A skinny, messy, list-making chain-smoker
Bob Dylan's lyrics seem so timeless that it's easy to forget that many of them were written about contemporary figures. The events described in Hurricane took place in 1966 while The Lonesome Death of Hattie Carroll happened in 1963 (William Zantzinger is still alive and well, as Ian Frazier reports).
It's fitting then that Billy Bragg updates Dylan's tune to map out the fate of Rachel Corrie, a peace activist from Olympia, WA who was killed in the Gaza Strip trying to stop a bulldozer from destroying the homes of settlers. The eyewitness accounts are heartbreaking. But one of Bragg's lyrics underscores a deeper tragedy:
...that the spilt blood of a single American
Is worth more than the blood of a hundred Palestinians
According to The Guardian, 9 Palestinians were killed the same night as Rachel Corrie, 220 killed by violence in the town where she died since the start of the Al-Aqua intifada. I'd like to think Bragg's song is about these people too, even if he doesn't mention them by name. It would be easy to ignore the deaths of people halfway around the world, just as it would have been easy to ignore the death of Hattie Carroll in 1963.
Billy Bragg's song, The Lonesome Death of Rachel Corrie is available for free here.
2 Comments:
If you're using terrorist in the so-recent-it-isn't-in-the-dictionary meaning of "someone who is the enemy" then you may have a point.
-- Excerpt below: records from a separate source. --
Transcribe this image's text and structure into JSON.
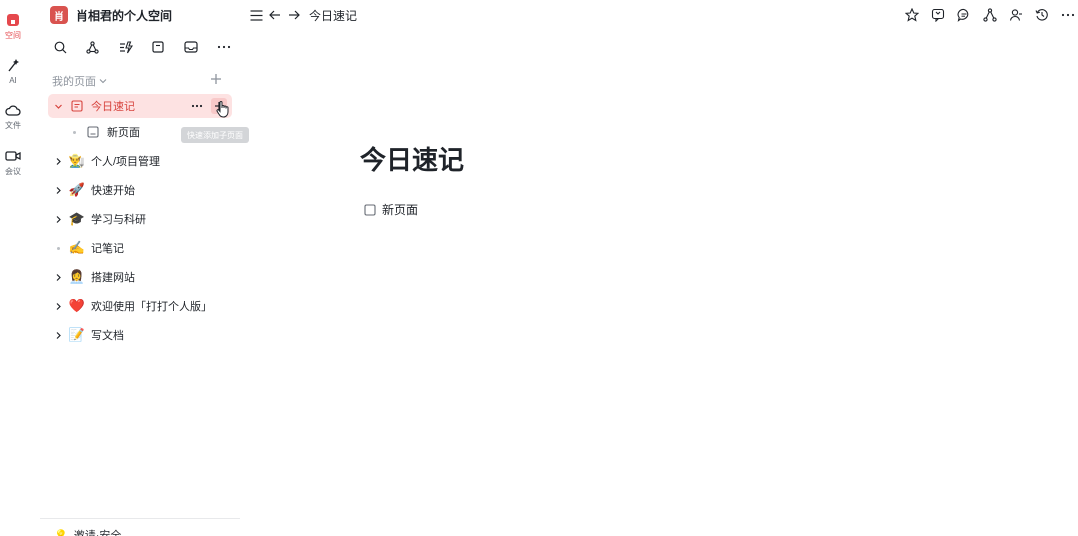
{
  "rail": {
    "items": [
      {
        "label": "空间",
        "icon": "home-icon",
        "active": true
      },
      {
        "label": "AI",
        "icon": "magic-wand-icon",
        "active": false
      },
      {
        "label": "文件",
        "icon": "cloud-icon",
        "active": false
      },
      {
        "label": "会议",
        "icon": "video-icon",
        "active": false
      }
    ]
  },
  "space": {
    "avatar_text": "肖",
    "name": "肖相君的个人空间"
  },
  "toolbar": {
    "icons": [
      "search-icon",
      "graph-icon",
      "shortcut-icon",
      "template-icon",
      "inbox-icon",
      "more-icon"
    ]
  },
  "section": {
    "label": "我的页面"
  },
  "tree": {
    "items": [
      {
        "label": "今日速记",
        "emoji": "",
        "expandable": true,
        "expanded": true,
        "selected": true
      },
      {
        "label": "新页面",
        "emoji": "",
        "expandable": false,
        "child": true
      },
      {
        "label": "个人/项目管理",
        "emoji": "👨‍🌾",
        "expandable": true
      },
      {
        "label": "快速开始",
        "emoji": "🚀",
        "expandable": true
      },
      {
        "label": "学习与科研",
        "emoji": "🎓",
        "expandable": true
      },
      {
        "label": "记笔记",
        "emoji": "✍️",
        "expandable": false
      },
      {
        "label": "搭建网站",
        "emoji": "👩‍💼",
        "expandable": true
      },
      {
        "label": "欢迎使用「打打个人版」",
        "emoji": "❤️",
        "expandable": true
      },
      {
        "label": "写文档",
        "emoji": "📝",
        "expandable": true
      }
    ],
    "tooltip": "快速添加子页面"
  },
  "footer": {
    "label": "邀请·安全",
    "emoji": "💡"
  },
  "topbar": {
    "breadcrumb": "今日速记"
  },
  "doc": {
    "title": "今日速记",
    "links": [
      {
        "label": "新页面"
      }
    ]
  },
  "colors": {
    "accent": "#e5484d",
    "selected_bg": "#fde2e2"
  }
}
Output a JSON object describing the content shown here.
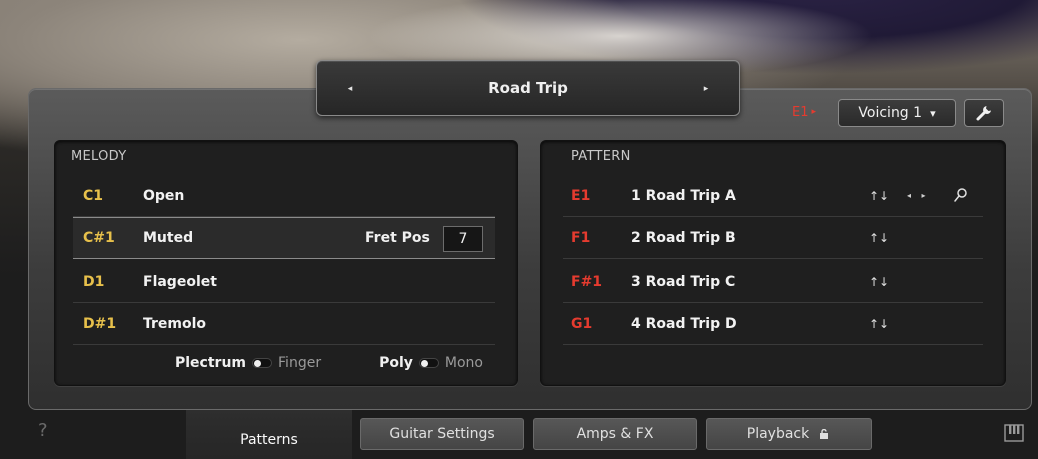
{
  "header": {
    "preset_name": "Road Trip",
    "prev_arrow": "◂",
    "next_arrow": "▸"
  },
  "top_right": {
    "key_label": "E1",
    "key_marker": "▸",
    "voicing_value": "Voicing 1",
    "voicing_arrow": "▾",
    "settings_icon": "wrench-icon"
  },
  "melody": {
    "title": "MELODY",
    "rows": [
      {
        "note": "C1",
        "name": "Open"
      },
      {
        "note": "C#1",
        "name": "Muted"
      },
      {
        "note": "D1",
        "name": "Flageolet"
      },
      {
        "note": "D#1",
        "name": "Tremolo"
      }
    ],
    "fret_label": "Fret Pos",
    "fret_value": "7",
    "toggle1_on": "Plectrum",
    "toggle1_off": "Finger",
    "toggle2_on": "Poly",
    "toggle2_off": "Mono"
  },
  "pattern": {
    "title": "PATTERN",
    "rows": [
      {
        "note": "E1",
        "name": "1  Road Trip A",
        "sort": "↑↓"
      },
      {
        "note": "F1",
        "name": "2  Road Trip B",
        "sort": "↑↓"
      },
      {
        "note": "F#1",
        "name": "3  Road Trip C",
        "sort": "↑↓"
      },
      {
        "note": "G1",
        "name": "4  Road Trip D",
        "sort": "↑↓"
      }
    ],
    "nav_arrows": "◂ ▸"
  },
  "tabs": {
    "help": "?",
    "items": [
      "Patterns",
      "Guitar Settings",
      "Amps & FX",
      "Playback"
    ]
  },
  "colors": {
    "melody_note": "#e7c04b",
    "pattern_note": "#e53b2f"
  }
}
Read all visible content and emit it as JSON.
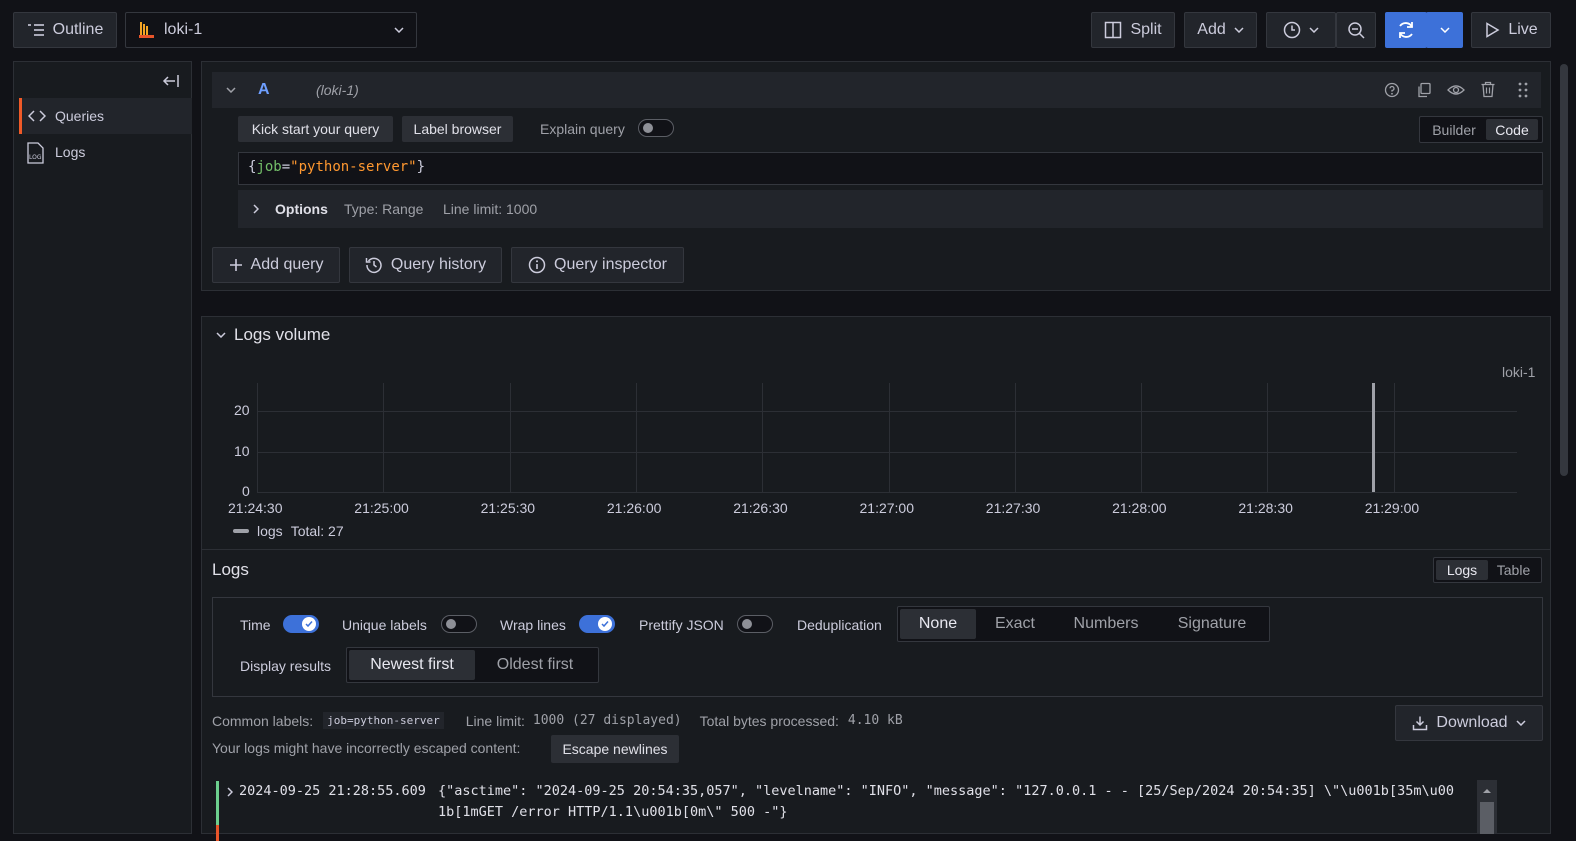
{
  "toolbar": {
    "outline_label": "Outline",
    "datasource": "loki-1",
    "split_label": "Split",
    "add_label": "Add",
    "live_label": "Live"
  },
  "sidebar": {
    "items": [
      {
        "label": "Queries",
        "icon": "code-icon",
        "active": true
      },
      {
        "label": "Logs",
        "icon": "logs-icon",
        "active": false
      }
    ]
  },
  "query": {
    "ref_id": "A",
    "datasource_label": "(loki-1)",
    "kick_start_label": "Kick start your query",
    "label_browser_label": "Label browser",
    "explain_label": "Explain query",
    "builder_label": "Builder",
    "code_label": "Code",
    "expr": {
      "open": "{",
      "key": "job",
      "eq": "=",
      "value": "\"python-server\"",
      "close": "}"
    },
    "options_label": "Options",
    "options_type": "Type: Range",
    "options_limit": "Line limit: 1000"
  },
  "actions": {
    "add_query": "Add query",
    "query_history": "Query history",
    "query_inspector": "Query inspector"
  },
  "volume": {
    "title": "Logs volume",
    "source_label": "loki-1"
  },
  "chart_data": {
    "type": "bar",
    "x_ticks": [
      "21:24:30",
      "21:25:00",
      "21:25:30",
      "21:26:00",
      "21:26:30",
      "21:27:00",
      "21:27:30",
      "21:28:00",
      "21:28:30",
      "21:29:00"
    ],
    "y_ticks": [
      "0",
      "10",
      "20"
    ],
    "ylim": [
      0,
      27
    ],
    "series": [
      {
        "name": "logs",
        "x": [
          "21:28:55"
        ],
        "values": [
          27
        ],
        "color": "#9fa1a8"
      }
    ],
    "legend": {
      "name": "logs",
      "total": "Total: 27"
    },
    "grid": true
  },
  "logs": {
    "title": "Logs",
    "view_logs": "Logs",
    "view_table": "Table",
    "time_label": "Time",
    "unique_labels_label": "Unique labels",
    "wrap_lines_label": "Wrap lines",
    "prettify_label": "Prettify JSON",
    "dedup_label": "Deduplication",
    "dedup_options": [
      "None",
      "Exact",
      "Numbers",
      "Signature"
    ],
    "display_label": "Display results",
    "order_options": [
      "Newest first",
      "Oldest first"
    ],
    "common_labels_key": "Common labels:",
    "common_labels_value": "job=python-server",
    "line_limit_key": "Line limit:",
    "line_limit_value": "1000 (27 displayed)",
    "bytes_key": "Total bytes processed:",
    "bytes_value": "4.10 kB",
    "escape_warning": "Your logs might have incorrectly escaped content:",
    "escape_button": "Escape newlines",
    "download_label": "Download",
    "rows": [
      {
        "timestamp": "2024-09-25 21:28:55.609",
        "line1": "{\"asctime\": \"2024-09-25 20:54:35,057\", \"levelname\": \"INFO\", \"message\": \"127.0.0.1 - - [25/Sep/2024 20:54:35] \\\"\\u001b[35m\\u00",
        "line2": "1b[1mGET /error HTTP/1.1\\u001b[0m\\\" 500 -\"}"
      }
    ]
  },
  "colors": {
    "accent": "#3d71d9",
    "active_tab": "#f05a28",
    "log_level_info": "#6ccf8e"
  }
}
If you're using terrorist in the more standard definition of "someone who engages in violence for political ends", then I can't see any way you can tie Rachel Corrie's actions to violence.
And your "collection" of jokes is rally just the same joke repeated ad nauseum: Rachel Corrie was killed by a bulldozer.
That said, I agree fully with your March 30th post calling for Israel to negotiate with the Hamas government pending their recognition of the Israeli state, honoring of existing agreements and an end to terrorism.
Thanks Captain Buzzkill! You should have a disclaimer if the subject matter is not closet appropriate. That said. . .YES! Dylan shows human beings for what they are, martyrs, heroes, and heartborken souls alike.